Bibik berhenti lagi, membalikkan tubuhnya menghadap
majikannya.
“Apa anakmu butuh uang?”
“Yy .. ya … eh, tidak kok Pak. Tidak.”
Bibik bergegas ke belakang, meninggalkan pak Winarno
yang seolah mengerti apa yang sebenarnya dipikirkan pembantunya. Dulu sebelum
Sekar bekerja, Yanti sering terlambat memberikan gaji untuk bibik. Tapi setelah
Sekar bekerja, Sekar lah yang memberi gaji untuk bibik. Kalau tidak salah hari ini
Sekar sudah mendapatkan gaji, mengapa bibik tampak kebingungan?
Pak Winarno menghirup teh wanginya, kemudian berdiri,
melangkah ke arah dapur. Ia masih sempat melihat bibik mengusap air matanya,
sebelum dia menyapanya.
“Bik …”
Bibik terkejut, segera ia mengusap wajahnya, khawatir
ada air mata yang masih tersisa di pelupuknya.
“Ya Pak.”
“Bibik menangis?”
“Oh … eh … tidak Pak, mata bibik kemasukan debu tadi.”
Pak Winarno tersenyum. Kalau mau berdebat, ia pasti
akan mengatakan, dimana ada debu di dapur yang bersih ini. Tapi untuk apa
berdebat, toh sebenarnya dia yakin kalau bibik baru saja meneteskan air mata.
Walau setetes, air mata itu adalah pertanda dari sebuah hati yang sakit, galau,
sedih. Entahlah, pokoknya perasaan yang tidak enak. Kecuali air mata yang menetes dari mata yang sedang berbinar bahagia.
“Nanti kalau aku menerima pensiun, aku akan memberi
Barno sejumlah uang.”
“Tidak Pak, jangan. Jangan sampai kami merepotkan.”
“Bukan merepotkan. Sebuah cita-cita tinggi harus
mendapat dukungan, bukan? Itu bukan gaji kamu, tapi pemberian dari aku, untuk Barno."
“Tapi … “
“Supaya dia bisa segera bisa menyelesaikan studinya.
Lalu entah apa yang akan dia lakukan selanjutnya, pasti dia sudah memikirkannya.
Karena setelah lulus, setidaknya dia sudah punya kaki yang kuat untuk berpijak.”
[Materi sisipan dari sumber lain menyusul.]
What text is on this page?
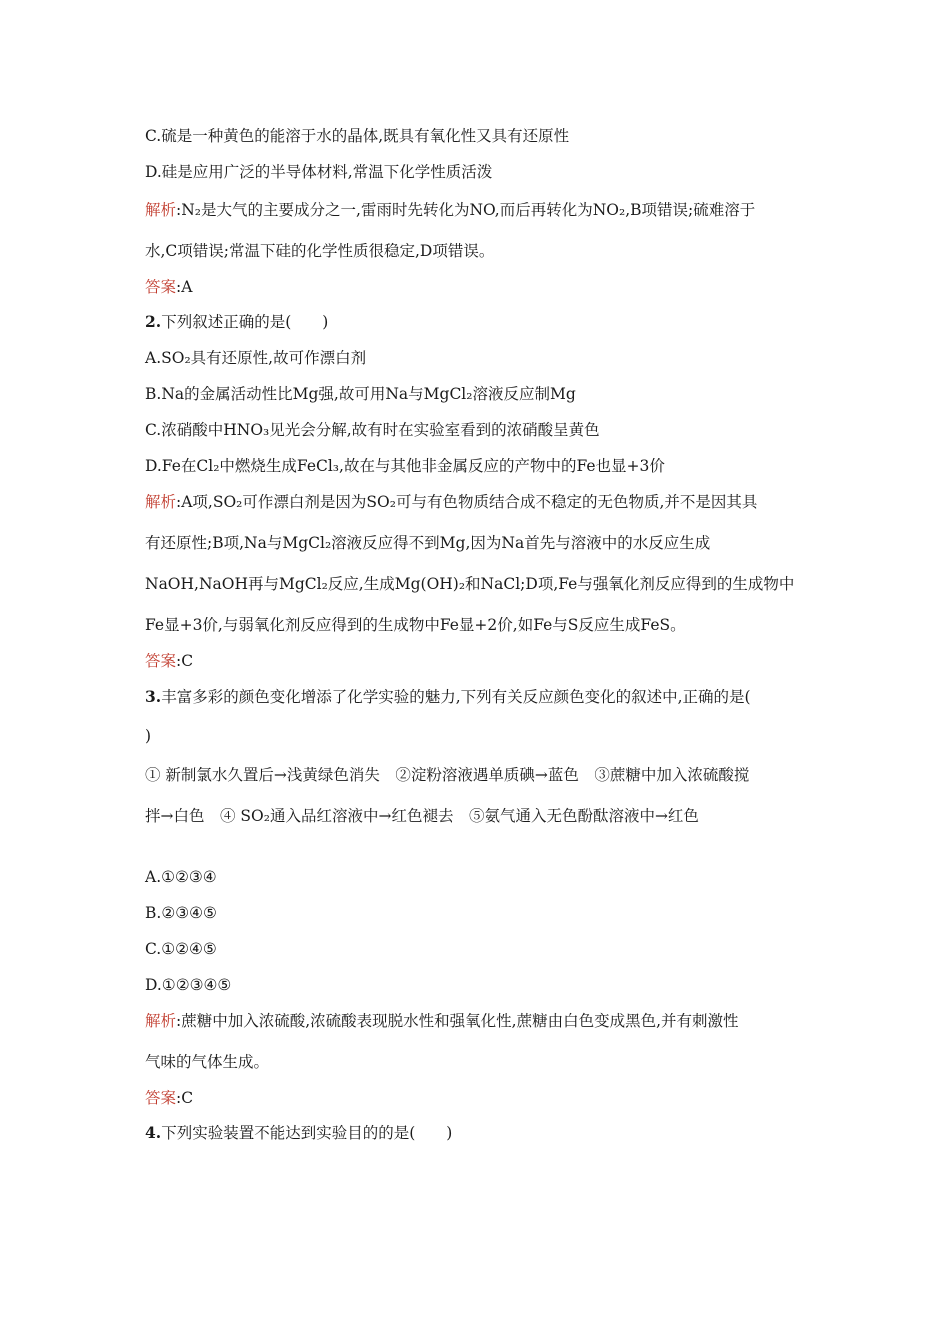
C.硫是一种黄色的能溶于水的晶体,既具有氧化性又具有还原性
D.硅是应用广泛的半导体材料,常温下化学性质活泼
解析:N₂是大气的主要成分之一,雷雨时先转化为NO,而后再转化为NO₂,B项错误;硫难溶于
水,C项错误;常温下硅的化学性质很稳定,D项错误。
答案:A
2.下列叙述正确的是(　　)
A.SO₂具有还原性,故可作漂白剂
B.Na的金属活动性比Mg强,故可用Na与MgCl₂溶液反应制Mg
C.浓硝酸中HNO₃见光会分解,故有时在实验室看到的浓硝酸呈黄色
D.Fe在Cl₂中燃烧生成FeCl₃,故在与其他非金属反应的产物中的Fe也显+3价
解析:A项,SO₂可作漂白剂是因为SO₂可与有色物质结合成不稳定的无色物质,并不是因其具
有还原性;B项,Na与MgCl₂溶液反应得不到Mg,因为Na首先与溶液中的水反应生成
NaOH,NaOH再与MgCl₂反应,生成Mg(OH)₂和NaCl;D项,Fe与强氧化剂反应得到的生成物中
Fe显+3价,与弱氧化剂反应得到的生成物中Fe显+2价,如Fe与S反应生成FeS。
答案:C
3.丰富多彩的颜色变化增添了化学实验的魅力,下列有关反应颜色变化的叙述中,正确的是(
)
① 新制氯水久置后→浅黄绿色消失　②淀粉溶液遇单质碘→蓝色　③蔗糖中加入浓硫酸搅
拌→白色　④ SO₂通入品红溶液中→红色褪去　⑤氨气通入无色酚酞溶液中→红色
A.①②③④
B.②③④⑤
C.①②④⑤
D.①②③④⑤
解析:蔗糖中加入浓硫酸,浓硫酸表现脱水性和强氧化性,蔗糖由白色变成黑色,并有刺激性
气味的气体生成。
答案:C
4.下列实验装置不能达到实验目的的是(　　)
Kali ini air mata bibik benar-benar tumpah. Isaknya
tak lagi bisa ditahan. Rupanya ia benar-benar tak bisa menyembunyikan
kegelisahan hatinya.
“Sudah, jangan menangis.”
Lalu pak Winarno meninggalkan dapur, kembali ke ruang
tengah, menghabiskan teh hangatnya.
***
“Dari mana?” tanya pak Winarno ketika Sekar datang
bersama ibu tirinya.
“Ah, hanya ada perlu sebentar,” jawab Yanti sambil
berlalu.
“Sekar,” tak mendapat jawaban istrinya, pak Winarno
bertanya pada Sekar.
“Ya Pak.”
“Dari mana?”
“Mengantar ibu, belanja.”
“Mana belanjaannya?” tanya pak Winarno karena keduanya
tidak membawa apapun kecuali tas tangannya.
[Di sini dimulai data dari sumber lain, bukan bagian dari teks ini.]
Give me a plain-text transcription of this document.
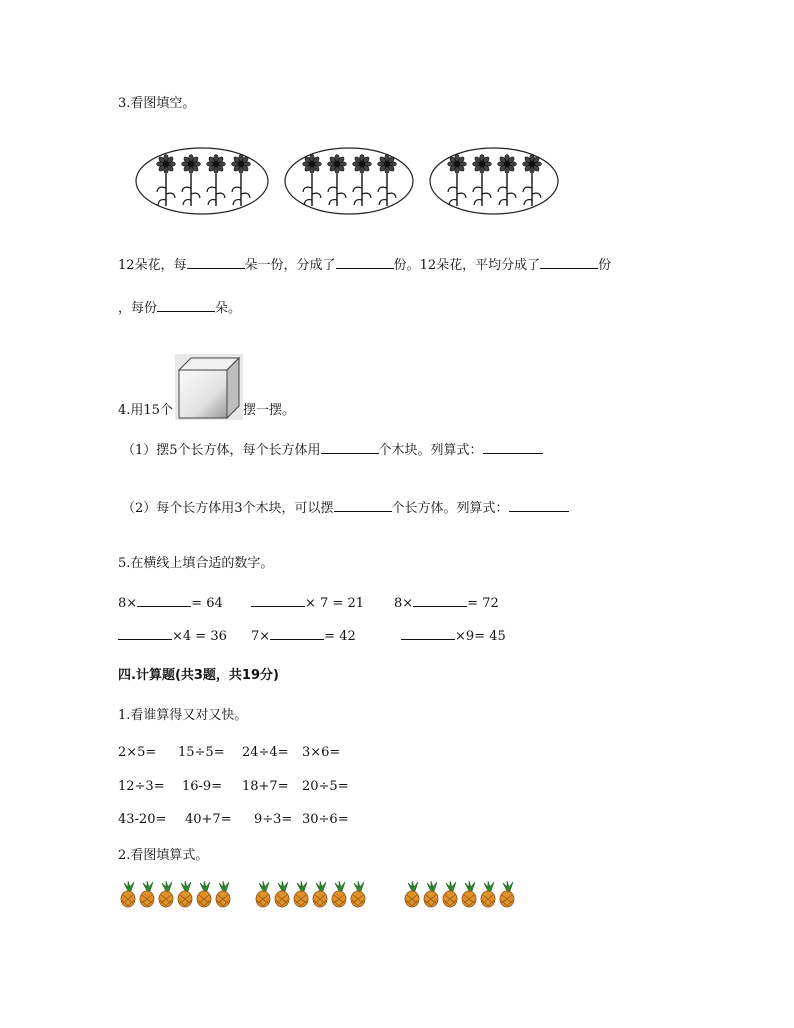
3.看图填空。
12朵花，每	朵一份，分成了	份。12朵花，平均分成了	份
，每份	朵。
4.用15个	摆一摆。
（1）摆5个长方体，每个长方体用	个木块。列算式：
（2）每个长方体用3个木块，可以摆	个长方体。列算式：
5.在横线上填合适的数字。
8×	= 64	× 7 = 21 8×	= 72
×4 = 36 7×	= 42	×9= 45
四.计算题(共3题，共19分)
1.看谁算得又对又快。
2×5= 15÷5= 24÷4= 3×6=
12÷3= 16-9= 18+7= 20÷5=
43-20= 40+7= 9÷3= 30÷6=
2.看图填算式。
“Hanya barang kecil, mm … batery ponsel,” kata Sekar, yang
memang tidak bohong karena Yanti memang membeli batery itu.
Lalu pak Winarno diam, membiarkan Sekar masuk ke
kamarnya. Tapi pak Winarno menangkap wajah murung dari anaknya.
Sekar memang agak bingung menjawab pertanyaan ayahnya.
Tadi, semua tabungan yang baru berjumlah lima juta an, diambil semua oleh ibu
tirinya, berikut uang dalam amplop yang akan diberikannya kepada bibik. Ia bisa
membayangkan, bagaimana perasaan bibik kalau dia tak jadi memberikan uang yang
dijanjikan.
Setelah mandi dan berganti pakaian, Sekar langsung
menuju dapur. Ia sudah bertekat, harus bisa memberikan uang untuk bibik, entah
bagaimanaa caranya.
“Sedang apa bik?” sapanya dengan nada riang.
“Ini non, sedang menggoreng kerupuk.”
“Mana aku saja bik,” kata Sekar.
“Jangan non. Ini sudah selesai kok. Non kan baru saja
pulang, duduk saja di situ, bibik buatkan teh hangat ya,” kata bibik sambil
mematikan kompor.
Sekar duduk di kursi dapur, menunggu bibik membuatkan
minum.
“Bik, uang yang Sekar janjikan itu, besok ya. Tadi
Sekar lupa.”
“Ooh, kalau merepotkan ya tidak usah saja Non.”
“Tidak merepotkan. Pokoknya besok.”
Sekar sudah berjanji, dan tak ingin mengingkari.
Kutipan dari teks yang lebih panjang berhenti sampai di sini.